Relevance: the information’s level of importance to a particular reading purpose or explicitly stated need for that information.

Accuracy: the extent to which information contains factual and updated details that can be verified by consulting alternative and/or primary sources.

Bias/Perspective: the position or slant toward which an author shapes information.

Reliability: the information’s level of trustworthiness based on information about the author and the publishing body.

Once you’ve identified the four pillars and agreed on their definitions, you’ll want to establish the relationships between them. More often than not, we fail to recognize misinformation lacks at least one pillar, but not necessarily all of them. For example, it is common for unreliable political pieces to include irrelevant details, and be written with a clear bias.

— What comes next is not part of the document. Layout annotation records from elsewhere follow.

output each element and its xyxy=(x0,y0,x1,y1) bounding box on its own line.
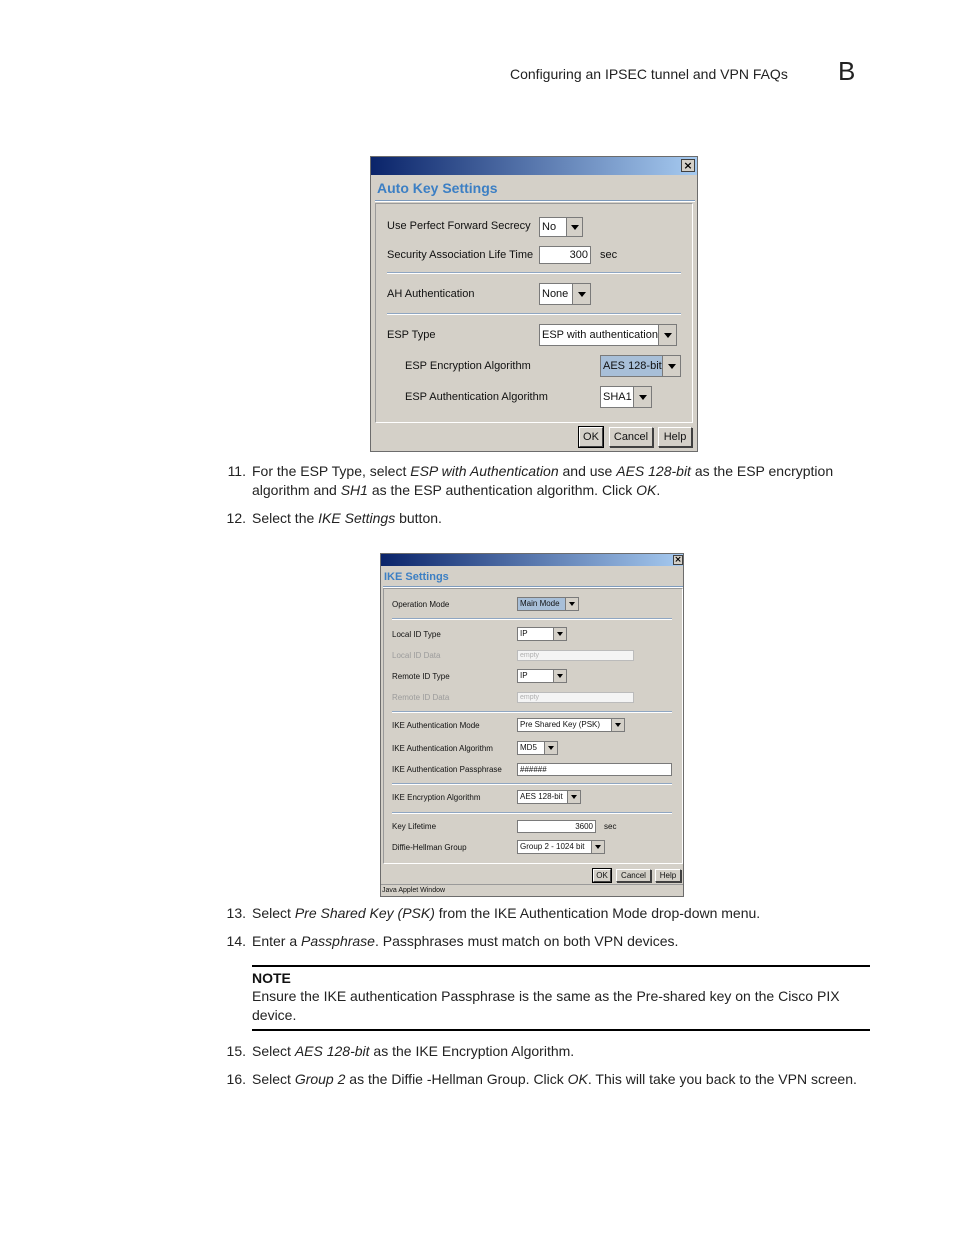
chevron-down-icon xyxy=(567,791,580,803)
running-header-title: Configuring an IPSEC tunnel and VPN FAQs xyxy=(510,66,788,82)
section-divider xyxy=(392,618,672,620)
ike-auth-algorithm-select-value: MD5 xyxy=(520,743,537,752)
pfs-select[interactable] xyxy=(539,217,583,237)
remote-id-data-input[interactable]: empty xyxy=(517,692,634,703)
esp-auth-label: ESP Authentication Algorithm xyxy=(405,391,548,403)
cancel-button[interactable]: Cancel xyxy=(609,427,653,447)
cancel-button[interactable]: Cancel xyxy=(616,869,651,882)
dialog-titlebar xyxy=(381,554,683,566)
local-id-data-label: Local ID Data xyxy=(392,651,441,660)
dh-group-label: Diffie-Hellman Group xyxy=(392,843,467,852)
dialog-heading: IKE Settings xyxy=(384,571,449,583)
chevron-down-icon xyxy=(658,325,676,345)
chevron-down-icon xyxy=(544,742,557,754)
step-number: 13. xyxy=(226,905,246,921)
chevron-down-icon xyxy=(611,719,624,731)
ike-encryption-algorithm-select-value: AES 128-bit xyxy=(520,792,563,801)
chevron-down-icon xyxy=(572,284,590,304)
chevron-down-icon xyxy=(565,598,578,610)
chevron-down-icon xyxy=(662,356,680,376)
dialog-heading: Auto Key Settings xyxy=(377,180,498,196)
operation-mode-select-value: Main Mode xyxy=(518,598,565,610)
esp-type-select-value: ESP with authentication xyxy=(542,329,658,341)
ike-encryption-algorithm-select[interactable] xyxy=(517,790,581,804)
remote-id-type-select[interactable] xyxy=(517,669,567,683)
ike-auth-mode-label: IKE Authentication Mode xyxy=(392,721,480,730)
close-icon[interactable]: × xyxy=(674,555,682,565)
step-number: 15. xyxy=(226,1043,246,1059)
chevron-down-icon xyxy=(566,218,582,236)
ike-auth-mode-select-value: Pre Shared Key (PSK) xyxy=(520,720,601,729)
step-number: 12. xyxy=(226,510,246,526)
ok-button[interactable]: OK xyxy=(579,427,603,447)
chevron-down-icon xyxy=(591,841,604,853)
section-divider xyxy=(387,313,681,315)
ike-encryption-algorithm-label: IKE Encryption Algorithm xyxy=(392,793,481,802)
key-lifetime-label: Key Lifetime xyxy=(392,822,437,831)
chevron-down-icon xyxy=(553,670,566,682)
section-divider xyxy=(392,711,672,713)
ok-button[interactable]: OK xyxy=(593,869,611,882)
esp-encryption-label: ESP Encryption Algorithm xyxy=(405,360,531,372)
pfs-label: Use Perfect Forward Secrecy xyxy=(387,220,531,232)
esp-auth-select[interactable] xyxy=(600,386,652,408)
remote-id-type-label: Remote ID Type xyxy=(392,672,450,681)
java-applet-status: Java Applet Window xyxy=(381,884,683,896)
section-divider xyxy=(392,783,672,785)
esp-encryption-select[interactable] xyxy=(600,355,681,377)
ah-auth-select-value: None xyxy=(542,288,569,300)
appendix-letter: B xyxy=(838,56,856,86)
step-text: Enter a Passphrase. Passphrases must match on both VPN devices. xyxy=(252,933,679,949)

Less often will you read political pieces where accuracy or reliability is compromised. 

When one sets out to misinform, it’s often their intent to do so as believably as possible. For that reason, authors, trustworthy and untrustworthy alike, will attempt to appeal to some of the pillars. It’s much harder to recognize misinformation when it’s not entirely inaccurate. Subsequently, it’s pivotal your child recognizes that reliable information should satisfy all four criteria. You can do this by attempting to omit one of the pillars and then providing an example of misinformation that satisfies our other three pillars. Exercises like these stress-test your child’s reading comprehension skills, which are fundamental to reading critically.

Examples: Check out these famous hoax stories that had many readers fooled: Hoax Museum Newspapers & Magazines. Aside from being super strange and imaginative, they’re almost a sort of “cadaver-stories” your student can read critically, dissect, and analyze. Encourage them to demonstrate their ability to recognize misinformation and support their argument with evidence. Try and see if you and your child can spot where within these famous stories certain pillars fail! You could even mix in some totally-true but unbelievable stories for an extra element of surprise!

You’ve talked the talk, but now you need to walk the walk. Children often lead by example, so they’ll look to you as a model for critically evaluating information. Truthfully, it can be a hard turn model critically evaluating information for your child. Opportunities to read critically and recognize misinformation aren’t necessarily abundant, but they exist, nonetheless. During nearly any dinner conversation, when your child recites a fun fact, or something they learned, you can ask them “do you think that’s true?” The notion that the information isn’t inherently true might be striking for your child but observing this initial reaction to new, contradictory information is important. Remember, you’re never short opportunities to engage your child’s critically thinking skills!